First Large-Scale Screening Aims to Prevent Myeloma Before Onset
A screening study — the largest of its kind for myeloma — hopes to find a way to prevent myeloma before it develops. The study, called iStopMM (Iceland Screens Treats or Prevents Multiple Myeloma), was announced by the International Myeloma Foundation (IMF), which is funding the research.
The organization is the largest and oldest in the world to focus on improving the lives of myeloma patients while working to prevent and cure the disease. The screening study will include examination of blood samples from about 140,000 adults over age 40 in Iceland for the earliest signs of myeloma.
“We are incredibly pleased to support the iStopMM project because we strongly believe that early treatment strategies could lead to the cure for myeloma,” said IMF Chairman and co-founder Dr. Brian Durie, who leads the IMF’s Black Swan Research Initiative, a collaborative project focused on finding a pathway to a cure for myeloma. The initiative currently supports more than 35 myeloma research efforts around the world.
About 90,000 people in the U.S. and more than 200,000 people around the world have multiple myeloma, which can remain undiagnosed until advanced stages.
Iceland is considered ideal for the screening study because nearly all citizens there over the age of 40 undergo routine blood tests.

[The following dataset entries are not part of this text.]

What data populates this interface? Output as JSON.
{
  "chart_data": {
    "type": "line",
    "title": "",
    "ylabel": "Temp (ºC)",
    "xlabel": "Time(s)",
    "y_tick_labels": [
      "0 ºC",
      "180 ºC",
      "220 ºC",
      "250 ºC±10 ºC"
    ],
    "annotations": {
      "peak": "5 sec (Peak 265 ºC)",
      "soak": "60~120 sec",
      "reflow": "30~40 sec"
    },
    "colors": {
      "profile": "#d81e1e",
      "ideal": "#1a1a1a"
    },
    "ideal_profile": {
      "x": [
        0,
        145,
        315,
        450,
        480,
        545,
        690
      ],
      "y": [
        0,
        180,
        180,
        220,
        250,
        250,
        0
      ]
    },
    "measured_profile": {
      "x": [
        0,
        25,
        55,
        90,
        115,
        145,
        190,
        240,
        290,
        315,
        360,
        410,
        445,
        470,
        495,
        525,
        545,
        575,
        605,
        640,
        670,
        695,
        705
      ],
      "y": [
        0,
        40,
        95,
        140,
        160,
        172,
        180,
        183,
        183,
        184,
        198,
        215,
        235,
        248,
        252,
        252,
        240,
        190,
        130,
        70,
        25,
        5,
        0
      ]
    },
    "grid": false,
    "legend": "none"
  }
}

The first step is to collect informed consent, which will take place over the next few months. Then a team led by Dr. Sigurdur Kristinsson of the University of Iceland will screen blood samples from about 140,000 people to search for the precursors to myeloma called monoclonal gammopathy of undetermined significance (MGUS) and smoldering myeloma.
The study’s initial screening phase will be performed by the U.K.-based producer of diagnostic assays, Binding Site, using Freelite immunoassays and automated electrophoresis testing equipment.
The study’s study’s co-principal investigator is Dr. Ola Landgren, chief of Myeloma Service at Memorial Sloan Kettering Cancer Center in New York City.  Landgren and his team will make a molecular characterization of MGUS cases based on DNA sequencing of abnormal plasma cells in the bone marrow.
In a later stage, individuals who are diagnosed with precursors to myeloma will be invited to participate in a randomized clinical trial to find the best treatment strategy and to create a new risk model for disease progression.
“The IMF is excited to fund this study, which will finally shed light on how we can stop myeloma at its earliest stage before it progresses into full-blown cancer,” said IMF President and co-founder Susie Novis Durie.
According to the foundation, about 4 percent of all people older than 50 have MGUS, but most cases are never diagnosed. “The impact of early diagnosis in a whole population is a very ambitious and challenging goal,” Kristinsson said. “With more potent therapies available with fewer side effects, it is very likely that treatment of precursor states will be shown to improve survival and quality of life in smoldering and MGUS patients.”